Vittorio Zucconi nacque a Bastiglia, provincia di Modena, nel 1944. Il papà Guglielmo era un importante giornalista e fu anche un deputato della Democrazia Cristiana. Da giovane con la famiglia si trasferì a Milano dove frequentò il liceo ginnasio Giuseppe Parini collaborando, divenendone poi direttore, con il giornalino scolastico La zanzara, interessante manifesto di quell’Italia che da lì a qualche anno avrebbe vissuto la stagione del sessantotto. Dopo la maturità liceale, Vittorio Zucconi si iscrisse all’università degli studi di Milano alla facoltà di Lettere laureandosi con una tesi in storia sui movimenti anarchici italiani. Nei primi anni sessanta iniziò la sua professione da giornalista iniziando come cronista di nera al quotidiano La Notte di Milano passando nel 1969 a La Stampa come redattore.
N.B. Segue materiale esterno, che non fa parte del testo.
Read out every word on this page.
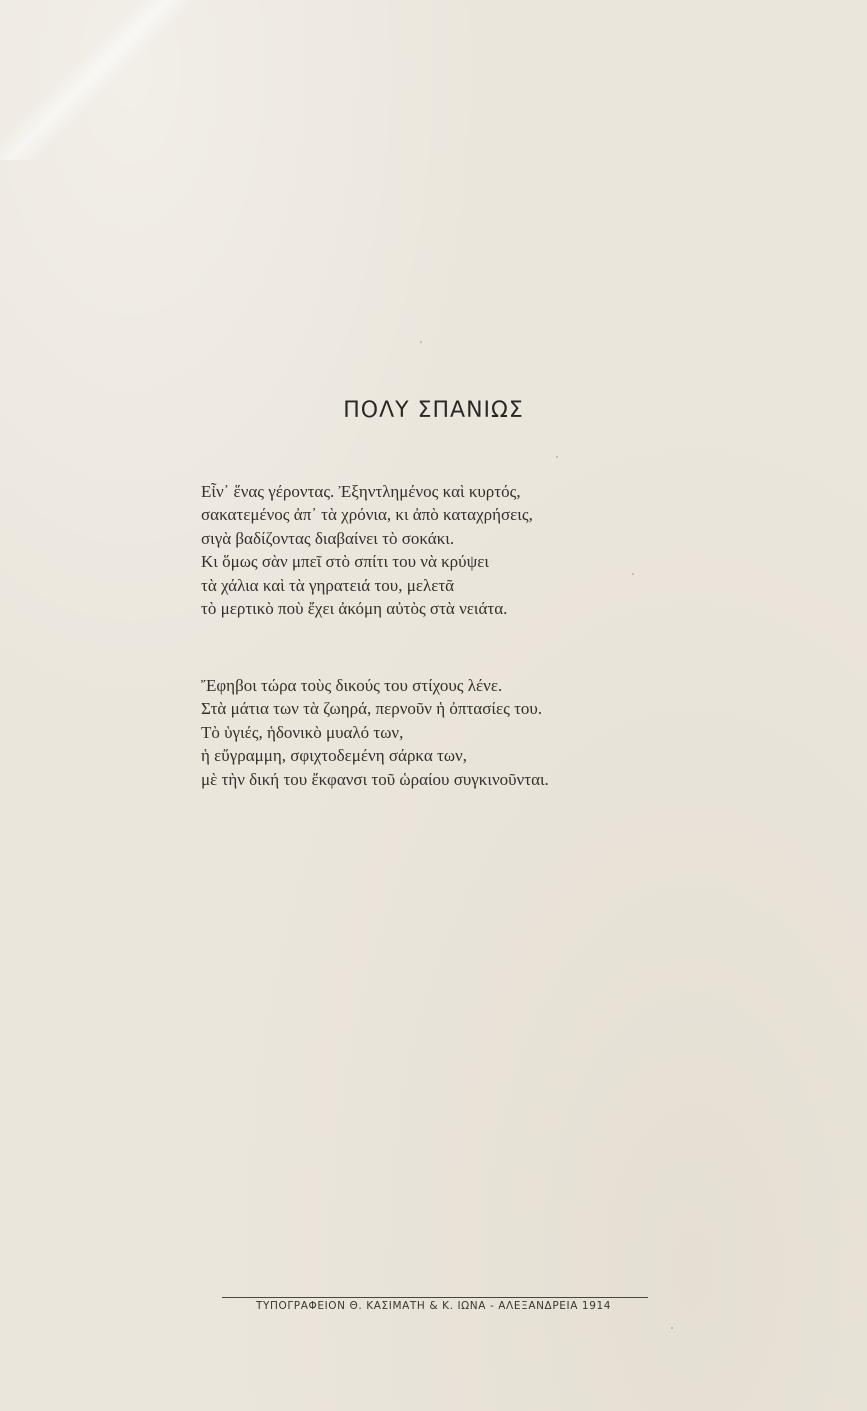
ΠΟΛΥ ΣΠΑΝΙΩΣ
Εἶν᾽ ἕνας γέροντας. Ἐξηντλημένος καὶ κυρτός,
σακατεμένος ἀπ᾽ τὰ χρόνια, κι ἀπὸ καταχρήσεις,
σιγὰ βαδίζοντας διαβαίνει τὸ σοκάκι.
Κι ὅμως σὰν μπεῖ στὸ σπίτι του νὰ κρύψει
τὰ χάλια καὶ τὰ γηρατειά του, μελετᾶ
τὸ μερτικὸ ποὺ ἔχει ἀκόμη αὐτὸς στὰ νειάτα.
Ἔφηβοι τώρα τοὺς δικούς του στίχους λένε.
Στὰ μάτια των τὰ ζωηρά, περνοῦν ἡ ὀπτασίες του.
Τὸ ὑγιές, ἡδονικὸ μυαλό των,
ἡ εὔγραμμη, σφιχτοδεμένη σάρκα των,
μὲ τὴν δική του ἔκφανσι τοῦ ὡραίου συγκινοῦνται.
ΤΥΠΟΓΡΑΦΕΙΟΝ Θ. ΚΑΣΙΜΑΤΗ & Κ. ΙΩΝΑ - ΑΛΕΞΑΝΔΡΕΙΑ 1914
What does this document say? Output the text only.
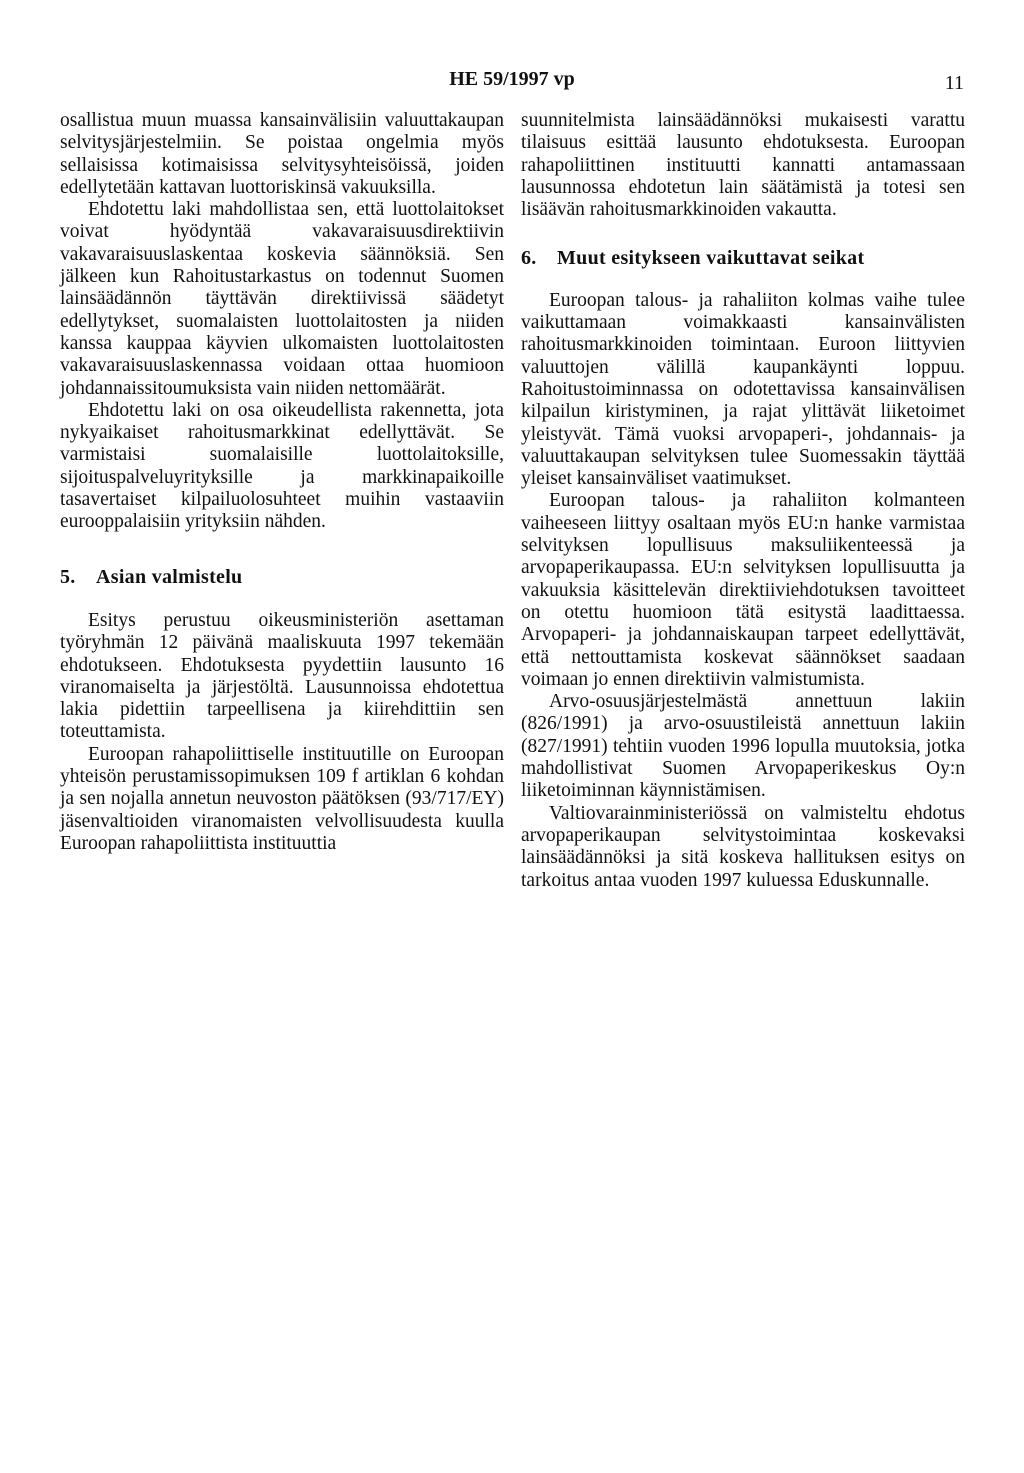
HE 59/1997 vp	11

osallistua muun muassa kansainvälisiin valuuttakaupan selvitysjärjestelmiin. Se poistaa ongelmia myös sellaisissa kotimaisissa selvitysyhteisöissä, joiden edellytetään kattavan luottoriskinsä vakuuksilla.

Ehdotettu laki mahdollistaa sen, että luottolaitokset voivat hyödyntää vakavaraisuusdirektiivin vakavaraisuuslaskentaa koskevia säännöksiä. Sen jälkeen kun Rahoitustarkastus on todennut Suomen lainsäädännön täyttävän direktiivissä säädetyt edellytykset, suomalaisten luottolaitosten ja niiden kanssa kauppaa käyvien ulkomaisten luottolaitosten vakavaraisuuslaskennassa voidaan ottaa huomioon johdannaissitoumuksista vain niiden nettomäärät.

Ehdotettu laki on osa oikeudellista rakennetta, jota nykyaikaiset rahoitusmarkkinat edellyttävät. Se varmistaisi suomalaisille luottolaitoksille, sijoituspalveluyrityksille ja markkinapaikoille tasavertaiset kilpailuolosuhteet muihin vastaaviin eurooppalaisiin yrityksiin nähden.

5. Asian valmistelu

Esitys perustuu oikeusministeriön asettaman työryhmän 12 päivänä maaliskuuta 1997 tekemään ehdotukseen. Ehdotuksesta pyydettiin lausunto 16 viranomaiselta ja järjestöltä. Lausunnoissa ehdotettua lakia pidettiin tarpeellisena ja kiirehdittiin sen toteuttamista.

Euroopan rahapoliittiselle instituutille on Euroopan yhteisön perustamissopimuksen 109 f artiklan 6 kohdan ja sen nojalla annetun neuvoston päätöksen (93/717/EY) jäsenvaltioiden viranomaisten velvollisuudesta kuulla Euroopan rahapoliittista instituuttia

suunnitelmista lainsäädännöksi mukaisesti varattu tilaisuus esittää lausunto ehdotuksesta. Euroopan rahapoliittinen instituutti kannatti antamassaan lausunnossa ehdotetun lain säätämistä ja totesi sen lisäävän rahoitusmarkkinoiden vakautta.

6. Muut esitykseen vaikuttavat seikat

Euroopan talous- ja rahaliiton kolmas vaihe tulee vaikuttamaan voimakkaasti kansainvälisten rahoitusmarkkinoiden toimintaan. Euroon liittyvien valuuttojen välillä kaupankäynti loppuu. Rahoitustoiminnassa on odotettavissa kansainvälisen kilpailun kiristyminen, ja rajat ylittävät liiketoimet yleistyvät. Tämä vuoksi arvopaperi-, johdannais- ja valuuttakaupan selvityksen tulee Suomessakin täyttää yleiset kansainväliset vaatimukset.

Euroopan talous- ja rahaliiton kolmanteen vaiheeseen liittyy osaltaan myös EU:n hanke varmistaa selvityksen lopullisuus maksuliikenteessä ja arvopaperikaupassa. EU:n selvityksen lopullisuutta ja vakuuksia käsittelevän direktiiviehdotuksen tavoitteet on otettu huomioon tätä esitystä laadittaessa. Arvopaperi- ja johdannaiskaupan tarpeet edellyttävät, että nettouttamista koskevat säännökset saadaan voimaan jo ennen direktiivin valmistumista.

Arvo-osuusjärjestelmästä annettuun lakiin (826/1991) ja arvo-osuustileistä annettuun lakiin (827/1991) tehtiin vuoden 1996 lopulla muutoksia, jotka mahdollistivat Suomen Arvopaperikeskus Oy:n liiketoiminnan käynnistämisen.

Valtiovarainministeriössä on valmisteltu ehdotus arvopaperikaupan selvitystoimintaa koskevaksi lainsäädännöksi ja sitä koskeva hallituksen esitys on tarkoitus antaa vuoden 1997 kuluessa Eduskunnalle.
Divenne per il quotidiano torinese corrispondente dall’estero, incarico che ricoprì anche per La Repubblica, il Corriere della Sera, ancora per La Stampa trasferendosi poi definitivamente negli Stati Uniti nel 1985 come editorialista per il giornale fondato da Eugenio Scalfari. La sua collocazione all’estero gli permise comunque di occuparsi anche dei principali fatti del nostro Paese. Come il caso Lockheed del 1976, lo scandalo degli aerei C130 venduti all’Italia grazie alle tangenti versate a generali e ministri, e la stagione del terrorismo rosso culminata con il rapimento e l’uccisione di Aldo Moro. https://it.wikipedia.org/wiki/Vittorio_Zucconi
Nel 1989 fece scalpore un suo articolo sulla visita dell’emergente leader russo Boris Eltsin negli Stati Uniti, descritto da Vittorio Zucconi come un uomo dedito all’alcol. Il pezzo provocò una tale crisi diplomatica che costrinse La Repubblica a dissociarsi, esprimendo rammarico per l’accaduto. Nel suo libro autobiografico Parola di giornalista, Vittorio Zucconi, pur ammettendo qualche inesattezza contenuta nell’articolo, ribadì la sostanziale veridicità di quanto aveva scritto.
Vittorio Zucconi è stato anche direttore dell’edizione web di La Repubblica e dell’emittente Radio Capital. Grande appassionato di sport e tifosissimo del Milan, lascia la moglie Alisa Tibaldi, i due figli Chiara e Guido ed i suoi 6 nipoti, tutti residenti negli Stati Uniti.